Effective since May 25th the new law on Data Protection “GDPR” improves consumer rights. But whom does it affect, what are the effects and how to comply with the new regulation?
GDPR was already approved in April 2016 by the EU Parliament after an extended period of preparation. It replaces the Data Protection Directive 95/46/EC and includes heavy fines for those, who do not comply with the new data protection standards.
The new regulation protects the data privacy of all EU citizens and strengthens consumer’s rights. Key changes range from an extended jurisdiction of the GDPR to the obligation of appointing a Data Protection Officer. It affects companies all over the world that process data of EU citizens.
To comply with the new regulations the companies have to implement a privacy statement on their website preferably as an own and visible menu option true to the motto “Privacy by Design”.

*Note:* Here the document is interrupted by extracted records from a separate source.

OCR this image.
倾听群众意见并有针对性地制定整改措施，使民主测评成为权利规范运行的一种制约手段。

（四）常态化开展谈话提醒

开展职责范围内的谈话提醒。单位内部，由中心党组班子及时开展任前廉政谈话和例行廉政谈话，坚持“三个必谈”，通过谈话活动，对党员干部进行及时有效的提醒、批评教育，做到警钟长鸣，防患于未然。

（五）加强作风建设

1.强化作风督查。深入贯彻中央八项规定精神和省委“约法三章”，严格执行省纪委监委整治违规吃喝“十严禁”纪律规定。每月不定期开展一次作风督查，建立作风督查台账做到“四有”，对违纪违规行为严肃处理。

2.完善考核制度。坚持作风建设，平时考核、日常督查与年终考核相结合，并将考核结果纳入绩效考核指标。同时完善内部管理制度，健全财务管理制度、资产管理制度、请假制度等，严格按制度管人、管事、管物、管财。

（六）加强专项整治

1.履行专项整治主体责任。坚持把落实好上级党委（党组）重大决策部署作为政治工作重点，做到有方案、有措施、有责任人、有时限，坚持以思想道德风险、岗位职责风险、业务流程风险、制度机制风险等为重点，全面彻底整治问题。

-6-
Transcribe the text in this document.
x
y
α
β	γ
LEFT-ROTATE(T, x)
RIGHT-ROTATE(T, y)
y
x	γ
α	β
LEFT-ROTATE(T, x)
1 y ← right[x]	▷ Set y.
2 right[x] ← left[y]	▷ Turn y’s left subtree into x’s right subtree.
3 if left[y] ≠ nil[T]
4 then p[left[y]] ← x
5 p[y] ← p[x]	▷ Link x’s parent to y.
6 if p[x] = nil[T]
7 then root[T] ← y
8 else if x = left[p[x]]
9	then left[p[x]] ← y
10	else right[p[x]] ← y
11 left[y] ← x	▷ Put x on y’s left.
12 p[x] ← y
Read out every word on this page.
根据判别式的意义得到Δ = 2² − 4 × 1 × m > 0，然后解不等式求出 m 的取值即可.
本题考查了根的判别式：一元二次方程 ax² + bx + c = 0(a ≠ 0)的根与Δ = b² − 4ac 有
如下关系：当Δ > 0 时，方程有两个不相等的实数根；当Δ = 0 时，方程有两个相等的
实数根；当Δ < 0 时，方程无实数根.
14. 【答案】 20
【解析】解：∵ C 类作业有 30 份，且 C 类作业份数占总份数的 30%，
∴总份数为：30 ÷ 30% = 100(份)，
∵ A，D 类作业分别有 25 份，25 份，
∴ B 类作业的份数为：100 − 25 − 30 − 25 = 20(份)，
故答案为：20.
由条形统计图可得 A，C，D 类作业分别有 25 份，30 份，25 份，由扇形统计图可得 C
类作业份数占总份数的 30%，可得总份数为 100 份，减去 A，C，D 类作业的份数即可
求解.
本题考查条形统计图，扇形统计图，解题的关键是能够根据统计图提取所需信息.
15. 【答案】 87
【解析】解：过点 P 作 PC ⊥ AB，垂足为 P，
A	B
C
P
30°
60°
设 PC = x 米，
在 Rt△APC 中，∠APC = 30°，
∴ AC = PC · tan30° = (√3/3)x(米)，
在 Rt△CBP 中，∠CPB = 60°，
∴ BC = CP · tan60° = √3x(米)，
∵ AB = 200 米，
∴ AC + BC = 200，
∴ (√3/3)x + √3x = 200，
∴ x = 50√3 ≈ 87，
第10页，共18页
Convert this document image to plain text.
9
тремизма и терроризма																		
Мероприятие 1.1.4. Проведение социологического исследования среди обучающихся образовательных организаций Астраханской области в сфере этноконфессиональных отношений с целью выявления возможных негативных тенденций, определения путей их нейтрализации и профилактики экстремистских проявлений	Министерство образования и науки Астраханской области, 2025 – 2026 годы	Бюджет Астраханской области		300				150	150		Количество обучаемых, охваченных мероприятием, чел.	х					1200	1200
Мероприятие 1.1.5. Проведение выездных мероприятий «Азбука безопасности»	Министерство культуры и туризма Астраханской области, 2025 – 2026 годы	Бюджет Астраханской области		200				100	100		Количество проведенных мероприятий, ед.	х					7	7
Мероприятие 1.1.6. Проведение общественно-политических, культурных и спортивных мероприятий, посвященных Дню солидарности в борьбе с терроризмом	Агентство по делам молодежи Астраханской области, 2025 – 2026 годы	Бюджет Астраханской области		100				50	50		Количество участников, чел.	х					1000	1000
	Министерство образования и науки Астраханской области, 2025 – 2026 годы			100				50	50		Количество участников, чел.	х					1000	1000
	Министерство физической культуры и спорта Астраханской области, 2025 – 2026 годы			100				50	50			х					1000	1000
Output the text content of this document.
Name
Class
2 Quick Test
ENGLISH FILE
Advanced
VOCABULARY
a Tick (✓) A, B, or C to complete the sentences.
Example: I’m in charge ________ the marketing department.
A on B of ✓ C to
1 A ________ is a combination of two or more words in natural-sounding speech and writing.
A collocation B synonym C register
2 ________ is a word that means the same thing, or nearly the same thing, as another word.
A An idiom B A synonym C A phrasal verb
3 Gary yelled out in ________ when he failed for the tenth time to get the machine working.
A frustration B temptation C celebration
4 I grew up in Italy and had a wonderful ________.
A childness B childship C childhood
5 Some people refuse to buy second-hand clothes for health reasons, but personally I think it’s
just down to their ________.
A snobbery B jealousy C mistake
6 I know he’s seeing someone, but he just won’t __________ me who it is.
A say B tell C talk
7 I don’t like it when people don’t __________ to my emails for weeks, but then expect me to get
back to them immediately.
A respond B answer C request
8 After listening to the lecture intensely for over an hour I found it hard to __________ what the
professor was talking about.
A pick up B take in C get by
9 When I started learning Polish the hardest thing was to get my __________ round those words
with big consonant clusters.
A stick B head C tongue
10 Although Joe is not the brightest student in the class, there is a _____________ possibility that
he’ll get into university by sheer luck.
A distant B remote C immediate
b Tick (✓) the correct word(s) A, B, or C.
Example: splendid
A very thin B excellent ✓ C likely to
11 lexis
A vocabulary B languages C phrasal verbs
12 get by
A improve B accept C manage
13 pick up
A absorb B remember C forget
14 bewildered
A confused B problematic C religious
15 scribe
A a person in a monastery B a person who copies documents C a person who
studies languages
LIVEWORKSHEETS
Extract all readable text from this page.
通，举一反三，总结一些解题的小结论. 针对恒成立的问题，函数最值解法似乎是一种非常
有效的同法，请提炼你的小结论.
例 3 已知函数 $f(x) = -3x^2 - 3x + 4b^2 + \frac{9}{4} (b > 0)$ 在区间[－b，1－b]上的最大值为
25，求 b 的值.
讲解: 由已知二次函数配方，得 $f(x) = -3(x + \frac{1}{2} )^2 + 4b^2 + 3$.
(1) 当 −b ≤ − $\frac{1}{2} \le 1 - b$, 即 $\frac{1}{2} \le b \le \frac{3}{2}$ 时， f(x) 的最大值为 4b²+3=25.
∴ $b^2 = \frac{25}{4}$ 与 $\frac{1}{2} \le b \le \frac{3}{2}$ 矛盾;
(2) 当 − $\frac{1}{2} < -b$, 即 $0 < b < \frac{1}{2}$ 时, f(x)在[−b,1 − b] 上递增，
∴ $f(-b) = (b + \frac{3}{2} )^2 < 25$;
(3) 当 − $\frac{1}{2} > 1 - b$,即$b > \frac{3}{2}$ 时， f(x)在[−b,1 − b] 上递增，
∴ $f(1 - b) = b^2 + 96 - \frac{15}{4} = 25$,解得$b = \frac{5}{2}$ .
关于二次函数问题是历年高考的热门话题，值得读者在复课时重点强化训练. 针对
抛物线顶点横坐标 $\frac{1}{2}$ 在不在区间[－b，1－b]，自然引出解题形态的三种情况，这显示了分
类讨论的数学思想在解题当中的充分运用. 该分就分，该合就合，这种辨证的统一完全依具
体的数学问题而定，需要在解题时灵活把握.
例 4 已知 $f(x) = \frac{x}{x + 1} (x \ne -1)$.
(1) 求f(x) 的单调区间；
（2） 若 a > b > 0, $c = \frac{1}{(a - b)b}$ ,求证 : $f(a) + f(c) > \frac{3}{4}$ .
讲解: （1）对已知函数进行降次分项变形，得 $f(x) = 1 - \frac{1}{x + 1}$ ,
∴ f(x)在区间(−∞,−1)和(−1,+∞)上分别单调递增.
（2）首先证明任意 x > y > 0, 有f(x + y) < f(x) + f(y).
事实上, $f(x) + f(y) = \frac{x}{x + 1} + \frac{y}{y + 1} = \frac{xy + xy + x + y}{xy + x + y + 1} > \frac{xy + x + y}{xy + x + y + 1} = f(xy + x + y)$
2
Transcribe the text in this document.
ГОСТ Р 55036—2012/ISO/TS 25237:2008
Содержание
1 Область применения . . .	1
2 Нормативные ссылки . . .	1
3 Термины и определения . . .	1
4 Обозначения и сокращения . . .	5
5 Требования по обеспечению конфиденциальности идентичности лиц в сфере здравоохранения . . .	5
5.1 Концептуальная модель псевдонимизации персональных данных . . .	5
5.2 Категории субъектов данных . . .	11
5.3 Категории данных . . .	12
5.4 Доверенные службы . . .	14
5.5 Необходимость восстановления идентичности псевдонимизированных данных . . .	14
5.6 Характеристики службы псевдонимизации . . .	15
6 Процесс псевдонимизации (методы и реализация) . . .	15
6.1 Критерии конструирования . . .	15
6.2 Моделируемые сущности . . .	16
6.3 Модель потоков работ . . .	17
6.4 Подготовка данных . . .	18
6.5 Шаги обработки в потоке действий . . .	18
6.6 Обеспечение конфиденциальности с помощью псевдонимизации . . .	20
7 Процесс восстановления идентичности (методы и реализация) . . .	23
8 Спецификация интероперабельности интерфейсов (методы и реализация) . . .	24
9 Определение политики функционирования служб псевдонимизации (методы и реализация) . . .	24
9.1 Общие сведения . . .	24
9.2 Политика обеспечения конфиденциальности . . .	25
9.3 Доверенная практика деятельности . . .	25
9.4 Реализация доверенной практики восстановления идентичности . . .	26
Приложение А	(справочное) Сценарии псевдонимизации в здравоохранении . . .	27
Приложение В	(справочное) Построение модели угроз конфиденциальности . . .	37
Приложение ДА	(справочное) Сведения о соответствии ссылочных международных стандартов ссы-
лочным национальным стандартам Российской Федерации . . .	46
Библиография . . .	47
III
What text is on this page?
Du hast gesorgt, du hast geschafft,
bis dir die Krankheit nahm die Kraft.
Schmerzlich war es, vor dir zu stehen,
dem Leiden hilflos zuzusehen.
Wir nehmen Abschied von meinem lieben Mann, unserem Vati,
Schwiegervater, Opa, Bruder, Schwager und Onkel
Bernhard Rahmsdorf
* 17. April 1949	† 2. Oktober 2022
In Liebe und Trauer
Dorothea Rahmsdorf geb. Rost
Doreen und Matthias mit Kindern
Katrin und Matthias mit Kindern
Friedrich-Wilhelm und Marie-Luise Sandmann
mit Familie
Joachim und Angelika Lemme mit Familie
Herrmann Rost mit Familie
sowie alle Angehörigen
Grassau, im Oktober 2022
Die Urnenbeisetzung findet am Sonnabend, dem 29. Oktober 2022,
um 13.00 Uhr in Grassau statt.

Companies must especially pay attention to publications like newsletters. From now on, the operator has to expressly request the consumer’s consent. Tacit consent is not sufficient anymore the consumer has to agree actively on the data processing for example by clicking a checkbox on the website. Pre-checked boxes are not valid. Furthermore, there must be the option to withdraw the consent anytime and without difficulty. This can be achieved with an opt-out in each newsletter. Moreover, the operator has to record the consent. The easiest way is to set a double-opt-in, so that the consumer has to confirm the subscription. Since the GDPR also applies to subscriptions that were conducted prior to the effective date the consent must be recollected.
The fine for not complying with the GDPR is legally determined: up to 20 Mio Euro or 4% of the worldwide turnover. The higher amount will be charged.